I had the most wonderful experience at Walmart yesterday.
I was looking for breadcrumbs, and must have been having one of my "duh" moments. An employee was in the baking aisle, and I asked him if he knew where they were.
He didn't answer. Rude.
I asked again, and still no answer.
I finally tapped him on the shoulder, because I really needed those stupid breadcrumbs, and he immediately began waving his hands as if asking me to stop.
He then pointed to his badge, and underneath his name was the word "Deaf".
He looked for a piece of cardboard and his Sharpie, and I tapped him and signed the word, "No."

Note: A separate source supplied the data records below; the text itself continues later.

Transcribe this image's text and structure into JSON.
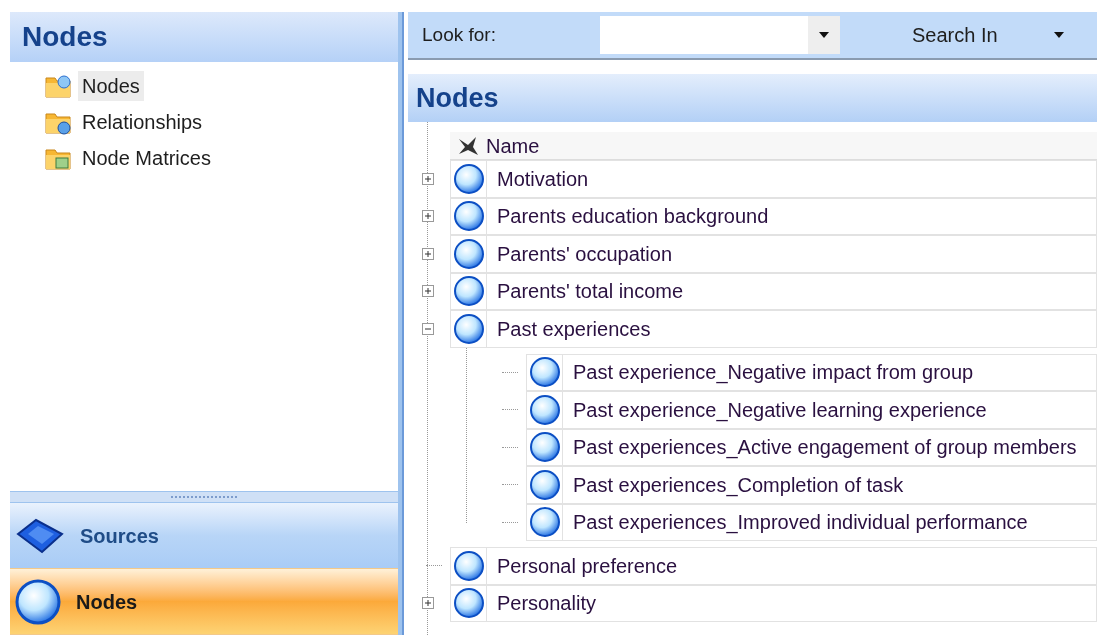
{
  "navigation": {
    "title": "Nodes",
    "items": [
      {
        "label": "Nodes",
        "selected": true
      },
      {
        "label": "Relationships",
        "selected": false
      },
      {
        "label": "Node Matrices",
        "selected": false
      }
    ],
    "sections": [
      {
        "label": "Sources",
        "selected": false
      },
      {
        "label": "Nodes",
        "selected": true
      }
    ]
  },
  "find_bar": {
    "label": "Look for:",
    "search_in": "Search In"
  },
  "list_view": {
    "title": "Nodes",
    "column": "Name",
    "rows": [
      {
        "name": "Motivation",
        "kind": "collapsed"
      },
      {
        "name": "Parents education background",
        "kind": "collapsed"
      },
      {
        "name": "Parents' occupation",
        "kind": "collapsed"
      },
      {
        "name": "Parents' total income",
        "kind": "collapsed"
      },
      {
        "name": "Past experiences",
        "kind": "expanded",
        "children": [
          {
            "name": "Past experience_Negative impact from group",
            "kind": "leaf"
          },
          {
            "name": "Past experience_Negative learning experience",
            "kind": "leaf"
          },
          {
            "name": "Past experiences_Active engagement of group members",
            "kind": "leaf"
          },
          {
            "name": "Past experiences_Completion of task",
            "kind": "leaf"
          },
          {
            "name": "Past experiences_Improved individual performance",
            "kind": "leaf"
          }
        ]
      },
      {
        "name": "Personal preference",
        "kind": "leaf"
      },
      {
        "name": "Personality",
        "kind": "collapsed"
      }
    ]
  }
}
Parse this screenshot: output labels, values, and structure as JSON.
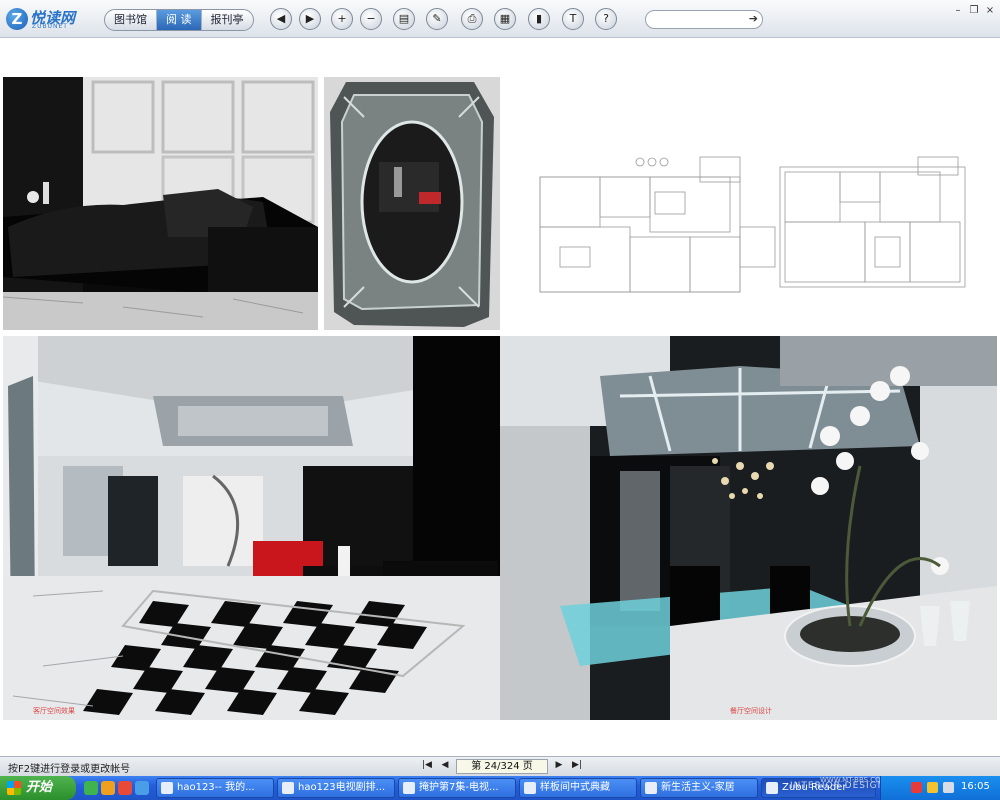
{
  "toolbar": {
    "logo": "Z",
    "logo_text": "悦读网",
    "logo_sub": "ZUBUNET",
    "tabs": [
      {
        "label": "图书馆",
        "active": false
      },
      {
        "label": "阅 读",
        "active": true
      },
      {
        "label": "报刊亭",
        "active": false
      }
    ],
    "buttons": {
      "back": "◀",
      "forward": "▶",
      "zoom_in": "+",
      "zoom_out": "−",
      "book": "▤",
      "annotate": "✎",
      "print": "⎙",
      "layout": "▦",
      "library": "▮",
      "text": "T",
      "help": "?"
    },
    "search_value": "",
    "search_go": "➔",
    "window_controls": {
      "minimize": "–",
      "restore": "❐",
      "close": "×"
    }
  },
  "photos": [
    {
      "name": "living-room-sofa",
      "caption": ""
    },
    {
      "name": "venetian-mirror",
      "caption": ""
    },
    {
      "name": "floor-plans",
      "caption": ""
    },
    {
      "name": "checkered-living-room",
      "caption": "客厅空间效果"
    },
    {
      "name": "dining-room-chandelier",
      "caption": "餐厅空间设计"
    }
  ],
  "statusbar": {
    "message": "按F2键进行登录或更改帐号",
    "first": "|◀",
    "prev": "◀",
    "page_indicator": "第 24/324 页",
    "next": "▶",
    "last": "▶|"
  },
  "taskbar": {
    "start_label": "开始",
    "tasks": [
      {
        "label": "hao123-- 我的...",
        "active": false
      },
      {
        "label": "hao123电视剧排...",
        "active": false
      },
      {
        "label": "掩护第7集-电视...",
        "active": false
      },
      {
        "label": "样板间中式典藏",
        "active": false
      },
      {
        "label": "新生活主义-家居",
        "active": false
      },
      {
        "label": "Zubu Reader",
        "active": true
      }
    ],
    "watermark": "INTERIOR DESIGN",
    "watermark2": "WWW.MT-BBS.COM",
    "clock": "16:05"
  }
}
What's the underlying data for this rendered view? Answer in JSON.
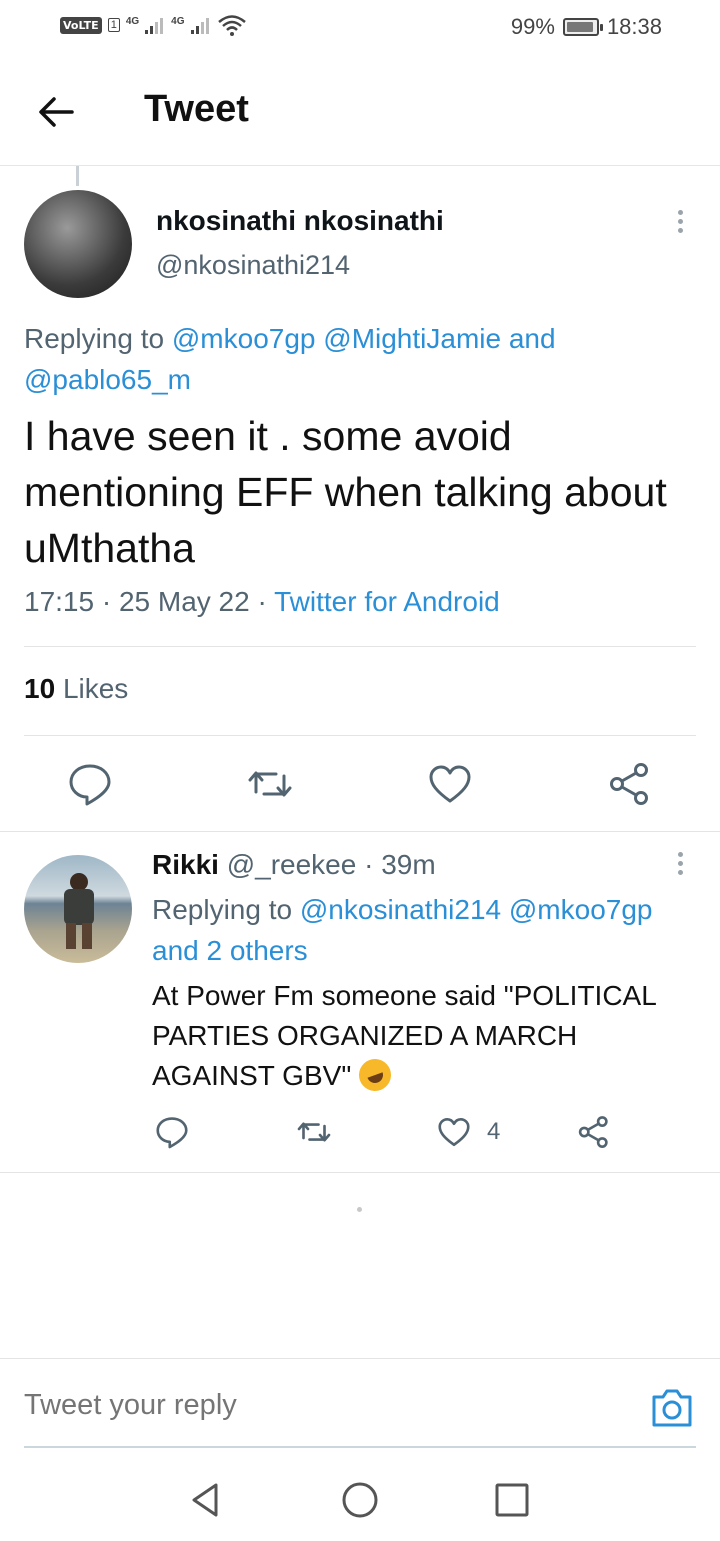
{
  "status_bar": {
    "network_badge": "VoLTE",
    "sim": "1",
    "signal1": "4G",
    "signal2": "4G",
    "battery": "99%",
    "time": "18:38"
  },
  "header": {
    "title": "Tweet"
  },
  "tweet": {
    "author_name": "nkosinathi nkosinathi",
    "author_handle": "@nkosinathi214",
    "replying_prefix": "Replying to",
    "replying_mentions": "@mkoo7gp @MightiJamie and @pablo65_m",
    "text": "I have seen it . some avoid mentioning EFF when talking about uMthatha",
    "time_date": "17:15 · 25 May 22 ·",
    "source": "Twitter for Android",
    "likes_count": "10",
    "likes_label": "Likes"
  },
  "reply": {
    "author_name": "Rikki",
    "author_meta": "@_reekee · 39m",
    "replying_prefix": "Replying to",
    "replying_mentions": "@nkosinathi214 @mkoo7gp and 2 others",
    "text": "At Power Fm someone said \"POLITICAL PARTIES ORGANIZED A MARCH AGAINST GBV\"",
    "like_count": "4"
  },
  "compose": {
    "placeholder": "Tweet your reply"
  },
  "icons": {
    "back": "arrow-left-icon",
    "reply": "comment-icon",
    "retweet": "retweet-icon",
    "like": "heart-icon",
    "share": "share-icon",
    "camera": "camera-icon",
    "emoji": "rolling-laughing-emoji"
  },
  "colors": {
    "accent": "#2a8fd6",
    "secondary_text": "#536471",
    "primary_text": "#0f1419"
  }
}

I then asked him in sign language, and...they were right behind me.
I talked with him a bit more, thanked him, and told him to have a good evening.
Now, why am I bringing this up? Because about 30 years ago a family moved into our ward that had a handicapped deaf young man who was in his early 20's. His skills were such that he was in Primary (3-11 year olds) for much of the time the family lived here.
He was assigned a teacher, and there were many of us who decided to learn sign language to help him feel included and welcome. I remember the first time some of us felt proficient enough to talk simply with him, he had a grin that spanned his whole face. His world was silent no more. He had people to communicate with him besides his own family.
They moved away after several years, and I haven't done much signing since.
But, when I needed to use the skill, it came back to me in a flash.
God bless the Walmart worker, who had the same look of both surprise and gratitude on his face when I "talked" with him.